Peo­ple care about lots of stuff other than their in­fluence over the long-term fu­ture. If 1% of the world is un­al­igned AI and 99% of the world is hu­mans, but the AI spends all of its re­sources on in­fluenc­ing the fu­ture while the hu­mans only spend one tenth, it wouldn’t be too sur­pris­ing if the AI ended up with 10% of the in­fluence rather than 1%. This can mat­ter in lots of ways other than literal spend­ing and sav­ing: some­one who only cared about the fu­ture might make differ­ent trade­offs, might be will­ing to defend them­selves at the cost of short-term value (see sec­tions 4 and 5 above), might pur­sue more ruth­less strate­gies for ex­pan­sion, and so on.

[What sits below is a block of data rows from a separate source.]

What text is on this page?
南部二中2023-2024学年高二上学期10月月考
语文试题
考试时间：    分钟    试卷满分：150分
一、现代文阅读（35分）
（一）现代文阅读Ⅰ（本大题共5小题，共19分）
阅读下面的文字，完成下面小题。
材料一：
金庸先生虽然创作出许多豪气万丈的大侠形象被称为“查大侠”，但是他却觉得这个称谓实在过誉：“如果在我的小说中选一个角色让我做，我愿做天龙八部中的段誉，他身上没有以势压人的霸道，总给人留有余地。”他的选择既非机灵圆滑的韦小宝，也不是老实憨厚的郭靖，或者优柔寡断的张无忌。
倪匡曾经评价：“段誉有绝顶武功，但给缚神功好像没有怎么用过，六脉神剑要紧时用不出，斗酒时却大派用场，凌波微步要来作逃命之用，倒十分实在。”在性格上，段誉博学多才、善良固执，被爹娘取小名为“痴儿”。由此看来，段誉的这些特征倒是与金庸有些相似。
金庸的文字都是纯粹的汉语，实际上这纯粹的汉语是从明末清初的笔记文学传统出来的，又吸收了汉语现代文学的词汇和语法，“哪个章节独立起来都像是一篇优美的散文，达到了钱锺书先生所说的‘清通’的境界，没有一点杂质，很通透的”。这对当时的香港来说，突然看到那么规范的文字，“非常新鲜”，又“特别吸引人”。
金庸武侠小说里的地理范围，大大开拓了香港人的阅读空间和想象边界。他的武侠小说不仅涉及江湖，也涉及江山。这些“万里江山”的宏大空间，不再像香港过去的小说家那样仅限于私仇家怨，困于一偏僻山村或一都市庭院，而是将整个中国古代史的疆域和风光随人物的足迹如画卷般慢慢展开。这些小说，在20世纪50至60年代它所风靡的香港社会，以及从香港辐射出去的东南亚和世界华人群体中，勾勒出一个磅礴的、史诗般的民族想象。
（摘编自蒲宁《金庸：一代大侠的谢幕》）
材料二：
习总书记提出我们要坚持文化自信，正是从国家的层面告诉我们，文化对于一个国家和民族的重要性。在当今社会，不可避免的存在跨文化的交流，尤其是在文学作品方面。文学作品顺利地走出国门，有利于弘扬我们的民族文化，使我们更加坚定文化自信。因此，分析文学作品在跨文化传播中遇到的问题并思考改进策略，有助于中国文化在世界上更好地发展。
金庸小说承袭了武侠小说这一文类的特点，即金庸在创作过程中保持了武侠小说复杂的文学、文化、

I think the sim­plest ap­prox­i­ma­tion is to re­strict at­ten­tion to the part of our prefer­ences that is about the long-term (I dis­cussed this a bit in Why might the fu­ture be good?). To the ex­tent that some­one cares about the long-term less than the av­er­age ac­tor, they will rep­re­sent a smaller frac­tion of this “long-term prefer­ences” mix­ture. This may give un­al­igned AI sys­tems a one-time ad­van­tage for in­fluenc­ing the long-term fu­ture (if they care more about it) but doesn’t change the ba­sic dy­nam­ics of strat­egy-steal­ing. Even this ad­van­tage might be clawed back by a ma­jor­ity (e.g. by tax­ing savers).

There are a few places where this pic­ture seems a lit­tle bit less crisp:

  • Rather than be­ing able to spend re­sources on ei­ther the short or long-term, some­times you might have prefer­ences about how you ac­quire re­sources in the short-term; an agent with­out such scru­ples could po­ten­tially pull ahead. If these prefer­ences are strong, it prob­a­bly vi­o­lates strat­egy-steal­ing un­less the ma­jor­ity can agree to crush any­one un­scrupu­lous.

  • For hu­mans in par­tic­u­lar, it may be hard to sep­a­rate out “hu­mans as repos­i­tory of val­ues” from “hu­mans as an ob­ject of prefer­ences,” and this may make it harder for us to defend our­selves (as dis­cussed in sec­tions 4 and 5).

I mostly think these com­plex­ities won’t be a big deal quan­ti­ta­tively, be­cause I think our short-term prefer­ences will mostly be com­pat­i­ble with defense and re­source ac­qui­si­tion. But I’m not con­fi­dent about that.


I think strat­egy-steal­ing isn’t re­ally true; but I think it’s a good enough ap­prox­i­ma­tion that we can ba­si­cally act as if it’s true, and then think about the risk posed by pos­si­ble failures of strat­egy-steal­ing.

I think this is es­pe­cially im­por­tant for think­ing about AI al­ign­ment, be­cause it lets us for­mal­ize the low­ered goal­posts I dis­cussed here: we just want to en­sure that AI is com­pat­i­ble with strat­egy-steal­ing. Th­ese low­ered goal­posts are an im­por­tant part of why I think we can solve al­ign­ment.

In prac­tice I think that a large coal­i­tion of hu­mans isn’t re­duced to strat­egy-steal­ing — a ma­jor­ity can sim­ply stop a minor­ity from do­ing some­thing bad, rather than by copy­ing it. The pos­si­ble failures in this post could po­ten­tially be ad­dressed by ei­ther a tech­ni­cal solu­tion or some kind of co­or­di­na­tion.